The study examined the legacy of "colonization" of U.S. islands and Freely Associated States and argued that current strategic militarization had adverse effects on land use, the environment, and public health.

According to the Funding Exchange, a national network of community-based foundations, the U.S. has deliberately and carefully undermined its territories and forced an economic dependency that has allowed the Pentagon to use many of the islands as testing grounds for nuclear weapons, delivery systems, and space warfare technologies.

According to Ellen Gurzinsky, executive director of the Funding Exchange, increased militarization by the U.S. has had a devastating effect on local communities in the territories and the strain on infrastructure caused by increased militarization has had a direct impact on the viability and sustainability of island communities.

Khan, the author of the study, said that in many ways, the U.S. islands are a forgotten phenomenon.

"Their status in the international community as part of the U.S. makes them ineligible for many international programs because they are technically part of the U.S. And yet, the territories have not been adequately supported by the U.S.," she charged.

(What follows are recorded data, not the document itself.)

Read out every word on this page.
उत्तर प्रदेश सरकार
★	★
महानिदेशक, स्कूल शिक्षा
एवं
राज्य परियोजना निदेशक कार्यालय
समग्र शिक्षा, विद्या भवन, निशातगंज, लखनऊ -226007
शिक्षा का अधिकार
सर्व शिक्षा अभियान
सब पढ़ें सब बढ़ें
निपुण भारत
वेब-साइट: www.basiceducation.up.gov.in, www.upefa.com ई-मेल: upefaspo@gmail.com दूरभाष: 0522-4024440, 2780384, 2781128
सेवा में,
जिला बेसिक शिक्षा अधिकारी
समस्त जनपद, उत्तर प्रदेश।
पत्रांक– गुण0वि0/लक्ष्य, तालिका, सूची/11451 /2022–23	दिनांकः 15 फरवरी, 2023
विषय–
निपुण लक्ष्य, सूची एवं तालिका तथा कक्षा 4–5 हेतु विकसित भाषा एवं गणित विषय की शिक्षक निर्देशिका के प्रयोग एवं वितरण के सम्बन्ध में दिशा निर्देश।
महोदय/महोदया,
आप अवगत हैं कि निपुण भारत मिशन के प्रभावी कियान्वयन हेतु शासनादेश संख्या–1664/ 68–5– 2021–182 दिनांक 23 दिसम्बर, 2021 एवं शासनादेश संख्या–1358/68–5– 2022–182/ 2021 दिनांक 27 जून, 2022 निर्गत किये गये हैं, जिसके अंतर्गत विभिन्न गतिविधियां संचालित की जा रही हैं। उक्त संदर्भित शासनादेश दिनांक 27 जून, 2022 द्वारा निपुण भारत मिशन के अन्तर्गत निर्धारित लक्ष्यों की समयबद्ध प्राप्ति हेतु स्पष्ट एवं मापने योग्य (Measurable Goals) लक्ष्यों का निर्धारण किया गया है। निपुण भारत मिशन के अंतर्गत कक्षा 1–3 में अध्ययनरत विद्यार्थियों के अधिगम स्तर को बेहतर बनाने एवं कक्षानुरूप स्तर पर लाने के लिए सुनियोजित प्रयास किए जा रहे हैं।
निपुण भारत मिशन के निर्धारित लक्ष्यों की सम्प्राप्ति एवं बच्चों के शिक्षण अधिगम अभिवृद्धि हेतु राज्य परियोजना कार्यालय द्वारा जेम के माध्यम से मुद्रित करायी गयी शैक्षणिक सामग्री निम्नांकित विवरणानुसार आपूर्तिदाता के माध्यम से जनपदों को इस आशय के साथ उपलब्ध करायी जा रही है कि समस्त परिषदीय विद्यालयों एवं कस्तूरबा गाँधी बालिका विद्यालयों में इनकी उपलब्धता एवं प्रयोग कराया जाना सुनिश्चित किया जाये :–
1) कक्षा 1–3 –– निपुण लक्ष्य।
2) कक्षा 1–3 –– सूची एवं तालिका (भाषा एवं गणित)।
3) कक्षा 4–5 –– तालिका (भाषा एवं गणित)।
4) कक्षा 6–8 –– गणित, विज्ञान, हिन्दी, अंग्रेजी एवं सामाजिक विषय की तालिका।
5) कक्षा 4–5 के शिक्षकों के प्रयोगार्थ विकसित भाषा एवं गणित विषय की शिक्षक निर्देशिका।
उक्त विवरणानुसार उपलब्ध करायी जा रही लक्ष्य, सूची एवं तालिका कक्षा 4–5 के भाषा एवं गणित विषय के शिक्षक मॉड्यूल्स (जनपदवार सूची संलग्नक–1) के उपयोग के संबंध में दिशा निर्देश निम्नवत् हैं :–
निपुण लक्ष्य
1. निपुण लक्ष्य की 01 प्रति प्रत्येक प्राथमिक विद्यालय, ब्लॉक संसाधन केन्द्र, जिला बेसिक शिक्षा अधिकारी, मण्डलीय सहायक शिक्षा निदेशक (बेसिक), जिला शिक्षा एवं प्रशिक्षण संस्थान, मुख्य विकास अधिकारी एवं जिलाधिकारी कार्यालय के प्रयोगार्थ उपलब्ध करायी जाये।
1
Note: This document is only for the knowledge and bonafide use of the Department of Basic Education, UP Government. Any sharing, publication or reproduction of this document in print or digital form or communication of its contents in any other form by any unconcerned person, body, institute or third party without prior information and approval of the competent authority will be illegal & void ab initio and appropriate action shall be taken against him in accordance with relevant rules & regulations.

The U.S. has a military presence in all its territories, commonwealths and the Freely Associated States with the exception of the Virgin Islands.

According to the study, the Kwajalein missile testing range in the Marshall Islands is currently the primary testing center for the accelerated American missile defense program.

In April 2003 the Compact of Free Association between the Marshall Islands and the U.S. was amended, extending the use of the missile testing range to 2066, with an option to extend access to 2086.

Khan concluded that the U.S. military testing has, for decades, contaminated many islands and displaced their populations.